ChaserJoni wrote:
Regarding the missing thumbnails ("What several other applications?" / "Do you mean iconic or live thumbnail?"):
What I meant by thumbnails: I am referring to the feature where, after an application has been open for a while, the dock icon changes from a static app icon into a scaled-down screenshot (live preview) of the actual window.
Just as I suspected. What you see at the icon level - unlike the larger preview that appears when you hover over an icon - is not a live preview. It is actually a static screenshot of the application's window.
To generate this image, the application asks the target window to draw (or “print”) itself into an off-screen memory surface instead of the actual screen. In technical terms, the application tells the window to render its contents into a memory device context (DC), creating a bitmap snapshot that can then be displayed on the icon.
This feature was first implemented shortly after Windows Vista was released as a way to mimic Vista’s new live thumbnails under Windows XP, which did not have a desktop compositor. At the time, it worked quite well because most applications used traditional Windows GDI/USER32 rendering, where windows could reliably redraw themselves on request.
That is no longer always the case. Many modern applications render through technologies such as GPU acceleration, Chromium/Electron frameworks, Qt, DirectX, OpenGL, WebView, UWP/XAML, or other compositor-based systems. For various reasons, these windows often cannot (or simply do not) redraw themselves into an off-screen DC when asked. When that happens, the application cannot obtain a usable static snapshot and falls back to displaying the application's icon instead.
In contrast, the large previews you see when hovering over an icon are actual live thumbnails provided directly by Windows Desktop Window Manager (DWM) - the compositor responsible for assembling everything you see on screen.
Instead of asking the application window to redraw itself, DWM already has access to the fully composed, up-to-date visual representation of the window (including GPU-rendered content). The application simply tells DWM:
“Render a live thumbnail of this window into this area.”
DWM then draws the live preview directly into the specified window surface. Because the thumbnail is rendered dynamically by the compositor itself - rather than returned as a bitmap - the application cannot simply grab a static image from DWM the same way it can with the older PrintWindow method.
You cannot use this same DWM live-thumbnail method directly on the icons themselves because performance would become abysmal.
In fact, ObjectDock experimented with rendering live thumbnails directly into the dock icons back in the Vista/Windows 7 era. While visually impressive at first glance, the feature proved heavy on system resources and did not work particularly well in practice, especially as more applications became GPU accelerated. The end result was poor enough that it never became a mainstream approach.
ChaserJoni wrote:
I don't have a complete list of all affected software, as I only notice it when I'm actively using them. However, the Anycubic Slicer Next and the C-Media Audio Panel are the most prominent examples.
Reason I asked for a list is because the way you phrased it made it sound as if this was a widespread issue, whereas from the examples given so far it appears to be limited to a small number of applications - specifically Anycubic Slicer Next and the C-Media Audio Panel.
That said, if you come across other examples, please post them.
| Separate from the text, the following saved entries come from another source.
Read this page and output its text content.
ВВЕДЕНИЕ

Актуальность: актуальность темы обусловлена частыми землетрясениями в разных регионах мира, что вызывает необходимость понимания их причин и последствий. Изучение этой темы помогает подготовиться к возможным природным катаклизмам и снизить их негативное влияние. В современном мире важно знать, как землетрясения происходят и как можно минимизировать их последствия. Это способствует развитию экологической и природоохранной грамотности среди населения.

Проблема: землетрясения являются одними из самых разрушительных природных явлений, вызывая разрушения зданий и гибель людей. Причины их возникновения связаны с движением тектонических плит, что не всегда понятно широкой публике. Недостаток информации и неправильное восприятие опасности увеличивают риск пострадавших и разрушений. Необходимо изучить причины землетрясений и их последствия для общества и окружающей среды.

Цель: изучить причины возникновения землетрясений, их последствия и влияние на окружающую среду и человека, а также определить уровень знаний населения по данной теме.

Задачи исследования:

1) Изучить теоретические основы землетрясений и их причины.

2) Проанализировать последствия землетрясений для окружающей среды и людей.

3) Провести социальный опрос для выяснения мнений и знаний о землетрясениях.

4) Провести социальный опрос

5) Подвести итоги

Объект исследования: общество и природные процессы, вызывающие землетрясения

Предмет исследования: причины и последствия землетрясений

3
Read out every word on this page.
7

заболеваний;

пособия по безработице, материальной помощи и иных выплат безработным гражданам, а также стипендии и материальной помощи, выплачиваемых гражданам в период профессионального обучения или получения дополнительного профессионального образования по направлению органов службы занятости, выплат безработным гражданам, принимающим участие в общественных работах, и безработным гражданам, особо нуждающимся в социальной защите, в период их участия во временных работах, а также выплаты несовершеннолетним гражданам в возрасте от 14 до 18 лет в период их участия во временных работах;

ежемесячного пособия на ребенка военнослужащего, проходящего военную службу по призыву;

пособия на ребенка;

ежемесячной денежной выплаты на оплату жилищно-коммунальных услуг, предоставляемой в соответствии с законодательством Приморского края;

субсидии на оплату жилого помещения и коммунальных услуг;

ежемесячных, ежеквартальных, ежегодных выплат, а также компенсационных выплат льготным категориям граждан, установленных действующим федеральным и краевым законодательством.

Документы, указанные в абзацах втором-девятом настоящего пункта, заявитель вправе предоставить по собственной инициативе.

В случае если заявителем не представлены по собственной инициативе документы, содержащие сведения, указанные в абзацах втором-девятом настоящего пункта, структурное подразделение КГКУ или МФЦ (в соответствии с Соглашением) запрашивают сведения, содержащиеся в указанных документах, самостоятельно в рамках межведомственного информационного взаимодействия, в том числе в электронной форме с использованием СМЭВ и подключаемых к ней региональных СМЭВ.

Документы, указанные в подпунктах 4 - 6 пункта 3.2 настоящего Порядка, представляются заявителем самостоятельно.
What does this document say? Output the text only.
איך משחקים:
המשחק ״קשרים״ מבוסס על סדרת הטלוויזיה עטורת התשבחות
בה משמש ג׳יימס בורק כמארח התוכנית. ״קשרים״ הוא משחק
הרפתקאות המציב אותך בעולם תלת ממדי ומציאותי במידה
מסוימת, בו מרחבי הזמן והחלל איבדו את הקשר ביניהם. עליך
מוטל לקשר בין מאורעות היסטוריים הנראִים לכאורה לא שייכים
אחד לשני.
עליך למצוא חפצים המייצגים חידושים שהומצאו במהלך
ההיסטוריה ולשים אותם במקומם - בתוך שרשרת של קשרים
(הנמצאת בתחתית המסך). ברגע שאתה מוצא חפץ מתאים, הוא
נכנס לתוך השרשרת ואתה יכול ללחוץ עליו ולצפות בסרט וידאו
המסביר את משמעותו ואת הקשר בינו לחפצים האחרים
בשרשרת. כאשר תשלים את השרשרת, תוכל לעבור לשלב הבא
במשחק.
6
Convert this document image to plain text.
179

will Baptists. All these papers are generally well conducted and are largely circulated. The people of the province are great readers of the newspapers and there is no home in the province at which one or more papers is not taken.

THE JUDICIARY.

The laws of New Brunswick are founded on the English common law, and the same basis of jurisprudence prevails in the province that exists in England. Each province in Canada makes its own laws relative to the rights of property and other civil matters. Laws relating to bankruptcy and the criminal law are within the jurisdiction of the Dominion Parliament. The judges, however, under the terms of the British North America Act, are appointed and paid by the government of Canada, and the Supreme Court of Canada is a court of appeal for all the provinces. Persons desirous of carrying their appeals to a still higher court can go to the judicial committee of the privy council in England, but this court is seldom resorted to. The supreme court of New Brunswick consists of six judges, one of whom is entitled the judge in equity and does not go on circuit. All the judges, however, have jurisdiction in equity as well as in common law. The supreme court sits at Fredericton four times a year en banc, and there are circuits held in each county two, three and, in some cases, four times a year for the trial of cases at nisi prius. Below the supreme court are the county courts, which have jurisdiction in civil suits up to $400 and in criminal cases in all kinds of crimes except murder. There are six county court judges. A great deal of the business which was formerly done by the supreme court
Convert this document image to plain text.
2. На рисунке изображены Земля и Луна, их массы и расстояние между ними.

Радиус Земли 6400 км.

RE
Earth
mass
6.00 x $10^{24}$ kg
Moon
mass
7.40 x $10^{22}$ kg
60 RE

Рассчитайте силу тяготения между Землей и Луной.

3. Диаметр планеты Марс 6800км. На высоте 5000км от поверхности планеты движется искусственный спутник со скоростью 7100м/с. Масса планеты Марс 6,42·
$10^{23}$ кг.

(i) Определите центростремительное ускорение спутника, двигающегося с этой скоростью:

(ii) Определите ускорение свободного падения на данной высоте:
The more affected applications we can identify, the easier it becomes to determine whether they share something in common and whether this is something that can be improved.
ChaserJoni wrote:
Interestingly, regarding your note about the UI stack: the original OrcaSlicer works perfectly and shows up in the Winstep running applications list without any issues, while the Anycubic fork (Anycubic Slicer Next) remains completely invisible to Winstep.
That is actually useful information, thank you.
Since OrcaSlicer appears correctly while the Anycubic fork does not, this suggests the issue is likely related to something specific in how the Anycubic build exposes its main window to Windows (window ownership, styles, taskbar registration, etc.).
I would have to install one of those two applications to figure out what the issue here, but Anycubic is software for 3D printers and I do not own a 3D printer.
Likewise C-Media Audio Panel is also not a mainstream application, it is typically a vendor-specific audio control panel tied to certain sound chipsets/hardware (USB DACs, motherboard audio, gaming headsets, audio interfaces, etc.), often customized by OEMs.
Not sure if I can - or even if I want to eheh - install any of those two applications here.
This said, there might be something I can still come up with in terms of testing on your system why those two applications do not show in the dock as running applications (you have confirmed that they do show in the Windows taskbar, right?)